Isn’t editorializing in a news story supposed to be out of bounds at The New York Times? Here’s the third graf of Bin Laden’s Secret Life in a Diminished World, which (with a headline describing his Shrunken World) dominates the print edition of today’s front page:
Videos seized from Bin Laden’s compound and released by the Obama administration on Saturday showed him wrapped in an old blanket watching himself on TV, like an aging actor imagining a comeback [emphasis added].
You’d think a news editor would have killed the offending phrase. But you’d be wrong. It would have been very easy to do, and it would not have subtracted an iota of fact.
Videos seized from Bin Laden’s compound and released by the Obama administration on Saturday showed him wrapped in an old blanket watching himself on TV.

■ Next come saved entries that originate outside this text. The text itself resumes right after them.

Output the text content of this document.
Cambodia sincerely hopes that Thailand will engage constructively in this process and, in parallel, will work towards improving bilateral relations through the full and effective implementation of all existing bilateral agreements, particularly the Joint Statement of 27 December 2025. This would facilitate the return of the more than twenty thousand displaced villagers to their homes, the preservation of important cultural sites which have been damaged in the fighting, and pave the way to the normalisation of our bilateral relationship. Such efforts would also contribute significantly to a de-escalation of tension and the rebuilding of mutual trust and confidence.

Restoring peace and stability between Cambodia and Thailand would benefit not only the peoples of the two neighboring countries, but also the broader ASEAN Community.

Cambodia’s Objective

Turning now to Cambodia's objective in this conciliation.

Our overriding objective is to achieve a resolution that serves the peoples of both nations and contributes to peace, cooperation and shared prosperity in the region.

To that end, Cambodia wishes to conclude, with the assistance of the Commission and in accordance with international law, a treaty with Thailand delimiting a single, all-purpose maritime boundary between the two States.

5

like an aging actor imagining a comeback.
See how simple that was? And how much better it reads?
We’re also told in the same paragraph, “A senior intelligence official said other videos showed him practicing and flubbing his lines in front of a camera.”
How does the NYT know that this kinda sorta aging actor imagining a comeback flubbed his lines? Well, because the intelligence official said so. And we know American senior intelligence officials can be depended upon to tell the truth.

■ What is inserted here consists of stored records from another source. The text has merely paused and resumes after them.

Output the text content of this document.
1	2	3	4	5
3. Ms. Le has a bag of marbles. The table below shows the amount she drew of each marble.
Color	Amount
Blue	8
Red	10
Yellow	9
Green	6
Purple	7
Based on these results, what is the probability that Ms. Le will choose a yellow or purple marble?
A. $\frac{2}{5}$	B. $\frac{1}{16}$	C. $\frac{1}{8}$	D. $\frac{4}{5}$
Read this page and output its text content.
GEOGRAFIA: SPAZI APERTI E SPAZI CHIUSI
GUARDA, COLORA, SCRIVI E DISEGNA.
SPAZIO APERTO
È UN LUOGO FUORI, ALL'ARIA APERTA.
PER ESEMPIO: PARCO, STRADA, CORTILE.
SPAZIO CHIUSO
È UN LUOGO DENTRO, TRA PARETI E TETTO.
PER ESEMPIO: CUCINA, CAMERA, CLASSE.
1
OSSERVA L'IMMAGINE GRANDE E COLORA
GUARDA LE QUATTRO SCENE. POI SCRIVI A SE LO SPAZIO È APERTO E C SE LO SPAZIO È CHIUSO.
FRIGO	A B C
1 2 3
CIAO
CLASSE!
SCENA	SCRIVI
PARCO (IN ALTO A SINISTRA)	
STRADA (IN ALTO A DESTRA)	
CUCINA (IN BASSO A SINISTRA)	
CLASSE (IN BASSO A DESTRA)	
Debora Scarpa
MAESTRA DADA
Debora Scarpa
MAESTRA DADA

But, hey, the three reporters who wrote the story had no choice. They had to depend on that official because he heard the tapes, and they didn’t. As we learn in the 18th paragraph (in a by-the-way aside, no less), all the videos released by the White House “were provided without sound.” You read that right.

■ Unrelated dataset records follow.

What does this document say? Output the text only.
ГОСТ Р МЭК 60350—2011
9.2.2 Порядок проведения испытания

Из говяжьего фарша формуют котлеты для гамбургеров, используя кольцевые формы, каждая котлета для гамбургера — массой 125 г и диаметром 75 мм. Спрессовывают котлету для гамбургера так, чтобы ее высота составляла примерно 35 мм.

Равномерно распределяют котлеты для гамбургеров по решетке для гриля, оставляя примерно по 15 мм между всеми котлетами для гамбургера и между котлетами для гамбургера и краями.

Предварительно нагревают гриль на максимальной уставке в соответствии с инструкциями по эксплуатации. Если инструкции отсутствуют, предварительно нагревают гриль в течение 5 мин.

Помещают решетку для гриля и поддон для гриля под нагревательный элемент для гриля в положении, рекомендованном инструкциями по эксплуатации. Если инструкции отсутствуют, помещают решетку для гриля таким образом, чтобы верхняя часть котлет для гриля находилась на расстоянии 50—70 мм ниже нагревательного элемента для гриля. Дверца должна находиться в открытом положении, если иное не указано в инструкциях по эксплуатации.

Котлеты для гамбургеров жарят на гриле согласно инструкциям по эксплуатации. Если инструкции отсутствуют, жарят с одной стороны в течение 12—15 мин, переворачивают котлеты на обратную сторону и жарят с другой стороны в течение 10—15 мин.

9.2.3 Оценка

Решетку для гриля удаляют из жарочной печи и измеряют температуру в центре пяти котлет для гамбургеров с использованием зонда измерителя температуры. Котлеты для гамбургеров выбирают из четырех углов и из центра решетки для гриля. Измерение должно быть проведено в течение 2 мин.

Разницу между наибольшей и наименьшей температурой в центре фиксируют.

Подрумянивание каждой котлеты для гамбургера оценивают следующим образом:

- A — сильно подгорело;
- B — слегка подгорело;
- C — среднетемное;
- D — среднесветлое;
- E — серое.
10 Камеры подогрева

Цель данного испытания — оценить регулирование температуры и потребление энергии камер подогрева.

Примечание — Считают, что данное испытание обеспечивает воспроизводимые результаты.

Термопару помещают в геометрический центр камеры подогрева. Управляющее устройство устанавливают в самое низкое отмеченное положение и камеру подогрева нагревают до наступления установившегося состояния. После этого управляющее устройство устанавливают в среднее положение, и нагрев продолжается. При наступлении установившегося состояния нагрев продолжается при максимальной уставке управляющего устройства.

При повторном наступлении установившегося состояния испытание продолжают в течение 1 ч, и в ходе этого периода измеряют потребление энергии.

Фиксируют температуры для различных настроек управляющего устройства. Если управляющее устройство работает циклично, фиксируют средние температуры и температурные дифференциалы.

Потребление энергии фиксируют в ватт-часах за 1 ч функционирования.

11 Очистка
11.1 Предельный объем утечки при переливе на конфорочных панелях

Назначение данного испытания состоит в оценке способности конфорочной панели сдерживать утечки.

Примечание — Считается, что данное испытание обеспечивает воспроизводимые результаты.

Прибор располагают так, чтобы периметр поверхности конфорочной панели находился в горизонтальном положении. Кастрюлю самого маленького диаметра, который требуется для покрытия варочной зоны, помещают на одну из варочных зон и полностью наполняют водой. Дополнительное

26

For all I know, the videos really do show what the unnamed intelligence official says. It’s worth noting, however — as a more forthright story on page 10 of the NYT print edition points out — the White House released the videos not just “to promote an intelligence triumph but also to try to further diminish the legacy and appeal of Bin Laden.”
And belittling remarks inserted into a front-page news story where they don’t belong will certainly help. Robert Fisk’s column tells the tale as it should be told:
Bin Laden got his just deserts — those who live by the sword tend to die by the sword — but did he get the “justice” that President Obama talked about? Many Arabs — and this theme was taken up by the Arab press, which spoke of his “execution” — thought he should have been captured, taken to the international court in The Hague and tried.
He makes no bones about Bin Laden’s diminished status. “[N]eedless to say, he was a has-been,” Fisk writes. But remember, he’s voicing an opinion. And besides, “the real problem,” as he puts it,
is that the West, which has constantly preached to the Arab world that legality and non-violence was the way forward in the Middle East, has taught a different lesson to the people of the region: that executing your opponents is perfectly acceptable.
Postscript: And now … the feature flick: video of a has-been. Here are all five.
PPS: May 9 — The phrase “like an aging actor imagining a comeback” appears to have gained traction. It was used this morning by NBC’s “Today” show to describe the video of Bin Laden watching himself on the tube. Why am I not surprised?